In una partita normale, a questo punto, tutta l’inerzia sarebbe dalla parte di McEnroe. Ma Bjorn Borg non è un giocatore normale. Dal suo soprannome, Iceman, si può capire molto di come lui viva il tennis. Sia in campo che fuori. Due quindici. È il tempo che lo svedese ci mette per ristabilire il suo rigore psicologico. Nel primo turno di servizio del quinto set va sotto 0-30, ma da lì in poi farà suoi tutti i punti al servizio tranne uno, restando sempre avanti nello punteggio. Al contrario McEnroe tiene i suoi turni rischiando tantissimo. Già nel secondo gioco deve annullare tre palle-break consecutive. Sul 4-3 Borg la situazione si ripete. A Wimbledon si va avanti ad oltranza ma più passano i minuti e più la pressione sull’americano cresce. Siamo sul 7-6 per Borg. Sul 15-30, McEnroe serve a uscire da sinistra ma la risposta di rovescio dello svedese lo costringe a una demi-volée incerta. Borg passa. Ci sono altri due match point. McEnroe serve con efficacia e ma il numero uno risponde infilandolo con un passante incrociato dei suoi. È l’ultimo punto. È finita: 1-6 7-5 6-3 6-7(16) 8-6.

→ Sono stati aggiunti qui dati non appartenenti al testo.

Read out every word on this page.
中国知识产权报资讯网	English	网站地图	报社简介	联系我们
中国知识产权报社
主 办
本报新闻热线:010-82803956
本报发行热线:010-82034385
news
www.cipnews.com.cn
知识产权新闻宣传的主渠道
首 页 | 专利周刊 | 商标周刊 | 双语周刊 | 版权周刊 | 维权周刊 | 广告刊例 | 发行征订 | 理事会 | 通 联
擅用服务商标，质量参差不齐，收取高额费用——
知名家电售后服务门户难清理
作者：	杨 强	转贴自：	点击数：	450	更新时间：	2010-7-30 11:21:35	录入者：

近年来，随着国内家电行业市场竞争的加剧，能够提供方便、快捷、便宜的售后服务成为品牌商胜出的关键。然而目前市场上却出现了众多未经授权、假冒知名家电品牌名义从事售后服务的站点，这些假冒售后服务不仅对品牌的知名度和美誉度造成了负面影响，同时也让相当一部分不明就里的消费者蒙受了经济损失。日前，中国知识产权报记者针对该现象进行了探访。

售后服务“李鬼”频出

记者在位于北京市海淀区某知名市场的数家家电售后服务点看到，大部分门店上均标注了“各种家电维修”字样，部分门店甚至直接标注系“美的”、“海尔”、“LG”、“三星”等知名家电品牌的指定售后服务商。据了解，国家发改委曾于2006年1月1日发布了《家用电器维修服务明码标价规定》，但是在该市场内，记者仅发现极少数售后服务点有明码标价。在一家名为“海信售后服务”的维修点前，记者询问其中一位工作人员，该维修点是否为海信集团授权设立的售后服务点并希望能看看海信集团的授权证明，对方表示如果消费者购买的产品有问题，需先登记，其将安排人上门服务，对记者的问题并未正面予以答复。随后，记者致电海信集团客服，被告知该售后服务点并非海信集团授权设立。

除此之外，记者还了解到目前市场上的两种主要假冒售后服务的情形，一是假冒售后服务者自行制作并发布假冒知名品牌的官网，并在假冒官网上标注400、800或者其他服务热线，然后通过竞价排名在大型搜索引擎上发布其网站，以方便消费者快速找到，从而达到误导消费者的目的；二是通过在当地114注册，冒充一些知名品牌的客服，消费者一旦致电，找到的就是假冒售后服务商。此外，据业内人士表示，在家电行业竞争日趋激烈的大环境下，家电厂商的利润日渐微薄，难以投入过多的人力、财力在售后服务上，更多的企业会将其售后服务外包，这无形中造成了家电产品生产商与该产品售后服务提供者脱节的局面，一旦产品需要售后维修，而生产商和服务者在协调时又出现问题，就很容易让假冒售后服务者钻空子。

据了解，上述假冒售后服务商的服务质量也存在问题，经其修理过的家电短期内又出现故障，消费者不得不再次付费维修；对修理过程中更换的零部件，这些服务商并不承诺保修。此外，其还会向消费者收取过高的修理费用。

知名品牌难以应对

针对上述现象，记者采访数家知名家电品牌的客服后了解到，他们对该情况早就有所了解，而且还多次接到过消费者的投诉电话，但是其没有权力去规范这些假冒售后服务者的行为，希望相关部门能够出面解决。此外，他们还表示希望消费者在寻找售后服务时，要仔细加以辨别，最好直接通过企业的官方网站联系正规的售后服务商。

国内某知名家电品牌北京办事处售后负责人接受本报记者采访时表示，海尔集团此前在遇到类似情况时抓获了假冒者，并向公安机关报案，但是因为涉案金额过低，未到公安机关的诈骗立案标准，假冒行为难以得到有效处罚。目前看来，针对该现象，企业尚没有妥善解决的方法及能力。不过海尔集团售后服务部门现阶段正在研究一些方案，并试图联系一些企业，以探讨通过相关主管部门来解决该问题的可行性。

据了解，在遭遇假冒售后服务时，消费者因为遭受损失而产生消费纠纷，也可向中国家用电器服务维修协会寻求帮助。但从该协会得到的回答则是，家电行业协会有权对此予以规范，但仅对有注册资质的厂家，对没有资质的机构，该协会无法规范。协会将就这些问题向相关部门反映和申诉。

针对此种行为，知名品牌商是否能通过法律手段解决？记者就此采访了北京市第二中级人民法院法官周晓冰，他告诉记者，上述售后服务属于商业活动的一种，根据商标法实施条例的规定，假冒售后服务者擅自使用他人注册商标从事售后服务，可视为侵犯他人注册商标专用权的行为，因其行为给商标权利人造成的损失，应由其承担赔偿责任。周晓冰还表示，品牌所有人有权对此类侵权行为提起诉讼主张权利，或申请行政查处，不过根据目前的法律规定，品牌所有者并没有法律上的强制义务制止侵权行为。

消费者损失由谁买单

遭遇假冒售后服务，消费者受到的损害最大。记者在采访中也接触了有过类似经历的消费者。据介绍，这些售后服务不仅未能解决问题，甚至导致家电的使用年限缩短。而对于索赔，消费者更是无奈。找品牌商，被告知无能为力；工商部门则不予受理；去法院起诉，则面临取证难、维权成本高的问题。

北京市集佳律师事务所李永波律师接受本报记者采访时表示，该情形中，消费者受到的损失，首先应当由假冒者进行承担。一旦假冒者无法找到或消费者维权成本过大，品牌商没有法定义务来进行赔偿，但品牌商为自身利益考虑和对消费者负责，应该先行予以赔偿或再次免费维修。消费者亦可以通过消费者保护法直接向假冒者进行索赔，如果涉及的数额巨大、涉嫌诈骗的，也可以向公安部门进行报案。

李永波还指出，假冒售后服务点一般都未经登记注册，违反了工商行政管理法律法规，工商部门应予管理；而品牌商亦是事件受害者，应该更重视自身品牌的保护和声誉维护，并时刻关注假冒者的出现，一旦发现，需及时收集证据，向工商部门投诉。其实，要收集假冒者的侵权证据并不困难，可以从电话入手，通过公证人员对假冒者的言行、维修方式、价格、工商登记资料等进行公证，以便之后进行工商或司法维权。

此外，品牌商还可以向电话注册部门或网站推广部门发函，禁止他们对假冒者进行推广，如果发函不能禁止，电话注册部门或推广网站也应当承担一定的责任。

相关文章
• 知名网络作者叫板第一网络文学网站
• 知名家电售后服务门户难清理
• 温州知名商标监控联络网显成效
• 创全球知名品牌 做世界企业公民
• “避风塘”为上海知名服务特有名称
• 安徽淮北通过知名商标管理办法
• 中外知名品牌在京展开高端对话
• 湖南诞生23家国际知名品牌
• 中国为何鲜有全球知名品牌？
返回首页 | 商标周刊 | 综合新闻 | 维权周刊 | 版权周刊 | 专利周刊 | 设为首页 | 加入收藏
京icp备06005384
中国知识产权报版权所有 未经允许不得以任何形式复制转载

In mezzo al Centre Court lo svedese cade in ginocchio. Ha compiuto ciò che nessuno era mai riuscito a fare. Vincere cinque volte consecutive Wimbledon. Un record che sarà solo suo per ventisette anni. Fino a quando non arriverà Roger Federer. Per Borg sarà anche il canto del cigno. L’anno successivo arriva la sesta vittoria al Roland Garros ma di fatto la sua carriera termina con quell’ultima vittoria sull’erba londinese. Dice addio al tennis un anno e mezzo dopo, a quasi 26 anni, corroso dalla sua maniacalità per il gioco. Nel 1981 lo scettro passa – in classifica come a Wimbledon – proprio a McEnroe, con cui condivide una delle rivalità più grandi e sentite della storia del tennis. Un dualismo che ha toccato l’apice proprio quel 5 luglio a Wimbledon. Grazie anche a Jimmy Van Alen.